By Denzel McCampbell
Growing up, LGBTQ pride celebrations were always the beacon of light for me. The festivals were places I knew I would see, hear from, and simply exist with people who were marginalized because of their sexual orientation, gender identity, and expression. As a teen, I was not so much paying attention to the political aspects against the community as a whole, but the political issues many LGBTQ folks deal with personally. It was a place where I knew I most likely would not be called gay slurs, a place where I could let my guard down a tiny bit to be proud of every part of myself. As an adult, I have continued to view pride events and LGBTQ nightclubs in that light.
The shooting at Pulse Nightclub and the arrest of a man heading to Los Angeles Pride on Sunday with firearms and explosives changed that for me.
Hate and intolerance has created a barrier of fear and violence in the daily lives of LGBTQ folks, especially trans and gender non-conforming people, and particularly queer and trans people of color. The feeling of being unsafe and unwanted in your home, workplace, community, church, and doctor’s office (among other places) is a common feeling for many LGBTQ people. Places like pride festivals and LGBTQ nightclubs have long served as safe venues to melt the fear away and to provide a blanket of security just a bit, even for a short time.

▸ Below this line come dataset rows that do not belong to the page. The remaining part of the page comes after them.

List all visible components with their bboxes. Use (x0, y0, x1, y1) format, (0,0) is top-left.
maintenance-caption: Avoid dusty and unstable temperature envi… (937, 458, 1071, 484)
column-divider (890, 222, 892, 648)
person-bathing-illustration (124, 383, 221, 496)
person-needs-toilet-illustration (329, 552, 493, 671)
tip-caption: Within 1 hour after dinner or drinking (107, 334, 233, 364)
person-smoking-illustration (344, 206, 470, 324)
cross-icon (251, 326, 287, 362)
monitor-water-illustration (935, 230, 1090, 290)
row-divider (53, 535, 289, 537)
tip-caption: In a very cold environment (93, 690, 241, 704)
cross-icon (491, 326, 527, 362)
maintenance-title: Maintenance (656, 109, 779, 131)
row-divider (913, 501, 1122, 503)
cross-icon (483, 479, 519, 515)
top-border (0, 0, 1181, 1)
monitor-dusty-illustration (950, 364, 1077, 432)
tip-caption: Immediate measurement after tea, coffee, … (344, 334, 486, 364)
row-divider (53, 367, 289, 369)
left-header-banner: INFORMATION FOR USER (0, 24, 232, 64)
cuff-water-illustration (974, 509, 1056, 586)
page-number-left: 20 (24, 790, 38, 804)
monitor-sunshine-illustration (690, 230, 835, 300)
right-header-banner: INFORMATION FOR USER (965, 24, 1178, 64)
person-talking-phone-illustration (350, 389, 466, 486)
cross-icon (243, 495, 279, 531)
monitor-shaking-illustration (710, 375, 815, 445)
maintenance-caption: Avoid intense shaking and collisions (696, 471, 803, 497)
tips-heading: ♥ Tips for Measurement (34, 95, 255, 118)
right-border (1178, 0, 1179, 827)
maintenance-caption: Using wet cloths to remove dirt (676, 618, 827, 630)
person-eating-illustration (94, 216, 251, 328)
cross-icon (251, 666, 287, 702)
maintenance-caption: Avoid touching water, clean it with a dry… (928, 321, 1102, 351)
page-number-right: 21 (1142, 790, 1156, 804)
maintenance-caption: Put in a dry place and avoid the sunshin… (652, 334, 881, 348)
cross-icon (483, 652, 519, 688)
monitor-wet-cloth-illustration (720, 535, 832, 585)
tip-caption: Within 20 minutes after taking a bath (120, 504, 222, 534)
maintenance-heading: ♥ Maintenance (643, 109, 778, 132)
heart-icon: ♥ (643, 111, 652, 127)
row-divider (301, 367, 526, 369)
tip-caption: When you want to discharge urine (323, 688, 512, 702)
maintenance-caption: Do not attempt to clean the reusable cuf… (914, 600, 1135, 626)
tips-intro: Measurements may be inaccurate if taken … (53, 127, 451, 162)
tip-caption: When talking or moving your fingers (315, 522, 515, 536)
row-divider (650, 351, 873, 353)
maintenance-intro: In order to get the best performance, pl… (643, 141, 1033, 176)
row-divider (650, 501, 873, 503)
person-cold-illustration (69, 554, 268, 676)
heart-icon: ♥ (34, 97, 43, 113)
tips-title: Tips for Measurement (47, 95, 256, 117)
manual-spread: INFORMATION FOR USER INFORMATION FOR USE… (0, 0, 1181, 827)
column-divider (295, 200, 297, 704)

The massacre at Pulse Nightclub changed that for me.
I’m not writing this to say that I will not attend pride celebrations or that I will not step inside a LGBTQ nightclub anymore. I walked in the Motor City Pride Parade on Sunday and attended the festival with the purpose of participating and holding space for those in the community who depend on pride celebrations to provide the same healing, acceptance, and visibility, just as I did and continue to do so. LGBTQ pride celebrations began on the anniversary of the Stonewall Uprising – a response to violence performed against the LGBTQ community by New York City police. The community has already shown resilience following the shooting in Orlando, but we shouldn’t have to do this. The people who were having a good time at Pulse should be here today. A community that has consistently experienced violence is now left wondering: where can we feel safe?
I am writing this for those who have not experienced marginalization based on your sexual orientation or gender identity and expression. I’m writing this for those who may not realize that queer and trans people of color often have to rely on the chosen family they meet at pride celebrations and nightclubs to provide the love, respect, and compassion that many others often take for granted. I’m writing this as a cis-gender male recognizing that trans folks, especially trans women of color, continuously live their lives in fear from those inside and outside the community and from neighbors, police, and family. I’m writing this to say that I’m hurting and I’ve seen many in the LGBTQ community express similar pain.
Today and from now on, please affirm a LGBTQ person genuinely. Thank them for simply existing in this world and provide genuine support.
When we speak about the shooting in Orlando at Pulse Nightclub, please remember and honor those were not able to return to their loved ones on Sunday because of an act of hate. Please keep the pain, grief, and fear being experienced by the community in Orlando in your mind and hearts. Realize that the fear this attack has ushered in extends across the United States for people in the LGBTQ community. Remember that this was an attack on what many in the LGBTQ community view as a safe space. Keep in mind that this massacre happened during Pulse Nightclub’s Latin Night and the crowd was mostly Latinx and Black. Remember that this attack has allowed bigots to vilify our Muslim brothers and sisters and has further marginalized LGBTQ Muslims. Remember and speak up to say that homophobia, transphobia, and Islamophobia have no place in our society and reject all rhetoric that goes against this.
Rhetoric that vilifies marginalized groups continues to lend itself to a toxic, dangerous, and violent environment. We should hold our elected officials, community leaders, religious leaders, families, and friends accountable and we should speak in favor of a respectful, accepting, and compassionate society. We should have honest conversations on how we’ve allowed violence and guns to invade our lives and we should push for concrete actions against them. Only then will we progress toward a place where children, teens, and adults alike can feel safe and accepted at every junction of their journey through life.